Barring passage of a new fee bill that Fraser introduced Monday, it means the project would not break ground in the next year, she said. Lawmakers adopted legislation two years ago to increase certain auditor recording fees to pay for costs, but the economic downturn reduced the revenues.
With less funding available, the project would require much higher rents for state agencies using the Heritage Center, doubling rent for the State Library to $2 million a year, Fraser said. The library already is having trouble getting enough funds to match its federal allocations, she said.
The Heritage project is meant to offer a reception area for visitors to the Capitol, as well as a home for the State Library, which moved temporarily to Tumwater a few years ago, and a link to state archives. The project had been planned on the bluff overlooking Capitol Lake where the General Administration building stands.

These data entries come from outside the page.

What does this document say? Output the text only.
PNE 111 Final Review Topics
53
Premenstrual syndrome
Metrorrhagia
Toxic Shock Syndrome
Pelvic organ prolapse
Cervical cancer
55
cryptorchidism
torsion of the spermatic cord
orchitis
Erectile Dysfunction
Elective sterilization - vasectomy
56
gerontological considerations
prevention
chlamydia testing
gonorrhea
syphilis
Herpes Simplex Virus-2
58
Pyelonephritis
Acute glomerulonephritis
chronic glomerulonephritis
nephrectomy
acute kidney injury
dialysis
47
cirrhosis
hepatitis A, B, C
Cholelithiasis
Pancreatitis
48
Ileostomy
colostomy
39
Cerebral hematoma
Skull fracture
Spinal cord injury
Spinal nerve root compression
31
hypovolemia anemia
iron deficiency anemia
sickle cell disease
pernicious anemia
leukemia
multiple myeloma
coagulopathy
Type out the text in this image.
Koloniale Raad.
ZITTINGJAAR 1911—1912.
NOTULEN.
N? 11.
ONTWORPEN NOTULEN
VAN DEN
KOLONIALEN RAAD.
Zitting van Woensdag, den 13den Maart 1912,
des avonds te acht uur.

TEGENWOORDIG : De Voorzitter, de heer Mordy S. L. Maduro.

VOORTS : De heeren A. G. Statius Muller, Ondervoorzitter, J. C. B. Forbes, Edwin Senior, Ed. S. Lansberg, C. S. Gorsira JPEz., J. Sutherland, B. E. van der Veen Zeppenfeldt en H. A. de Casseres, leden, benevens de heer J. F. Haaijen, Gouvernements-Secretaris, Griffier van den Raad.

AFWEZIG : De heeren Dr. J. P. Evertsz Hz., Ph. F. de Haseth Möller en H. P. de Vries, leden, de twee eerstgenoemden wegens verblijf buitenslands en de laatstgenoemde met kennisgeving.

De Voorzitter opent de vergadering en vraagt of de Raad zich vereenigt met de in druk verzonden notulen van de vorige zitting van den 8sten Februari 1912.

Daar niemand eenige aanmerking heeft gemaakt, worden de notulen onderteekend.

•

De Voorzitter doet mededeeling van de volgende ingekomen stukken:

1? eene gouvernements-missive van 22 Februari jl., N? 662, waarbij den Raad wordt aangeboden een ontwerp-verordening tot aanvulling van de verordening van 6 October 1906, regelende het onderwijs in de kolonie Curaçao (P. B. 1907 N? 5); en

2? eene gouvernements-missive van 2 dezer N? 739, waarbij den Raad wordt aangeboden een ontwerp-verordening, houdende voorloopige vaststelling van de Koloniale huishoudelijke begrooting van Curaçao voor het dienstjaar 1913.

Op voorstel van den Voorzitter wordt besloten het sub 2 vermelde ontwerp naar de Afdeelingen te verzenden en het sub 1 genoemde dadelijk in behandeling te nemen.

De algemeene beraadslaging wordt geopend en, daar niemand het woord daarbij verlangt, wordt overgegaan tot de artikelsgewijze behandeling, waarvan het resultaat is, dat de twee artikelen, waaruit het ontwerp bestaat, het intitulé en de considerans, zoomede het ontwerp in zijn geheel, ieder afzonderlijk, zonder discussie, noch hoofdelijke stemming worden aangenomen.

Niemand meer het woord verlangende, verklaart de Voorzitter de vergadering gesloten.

Reed is advocating a new home and a scaled-back, $119 million Heritage Center on the site of the former campus visitor center at Capitol and Sid Snyder ways. That site is under review along with one alternative, the site of the Hands On Children’s Museum just north of the Capitol Campus.
The Heritage project was supposed to start construction by next year and open in 2012, but those time lines are slipping and it would open in 2013 at the earliest, according to Reed spokesman David Ammons and assistant secretary of state Steve Excell.
One ray of hope is left, Fraser and Excell said, and that is Senate Bill 6881, which Fraser and Republican Sen. Jim Honeyford introduced Monday. It would add a $27 recording fee surcharge for assignments or substitutions of deeds of trust that were previously recorded with county auditors.
This potentially would raise $2 million a year for the Heritage Center and $1 million for local governments’ archiving work. But the bill has no hearing scheduled, and time is running out.
The capital budget also assumes passage this year of the first increase in the state tax on toxic substances since voters approved a 0.7 percent tax in 1988. The House is proceeding with a smaller-scale increase of 0.1 percent a year over four years, pushing the total to 1.1 percent – just below the 1.2 percent overall rate that the Senate assumes immediately.
Dave Fisher, a lobbyist for a coalition of oil and other business interests opposed to the tax increase, said the size of the tax proposal is still a moving target. But he said it appears both the House and the Senate appear to recognize there could be job losses if the tax is increased. He also predicted an increase in gasoline prices, an outcome that Gregoire and environmentalists have disputed.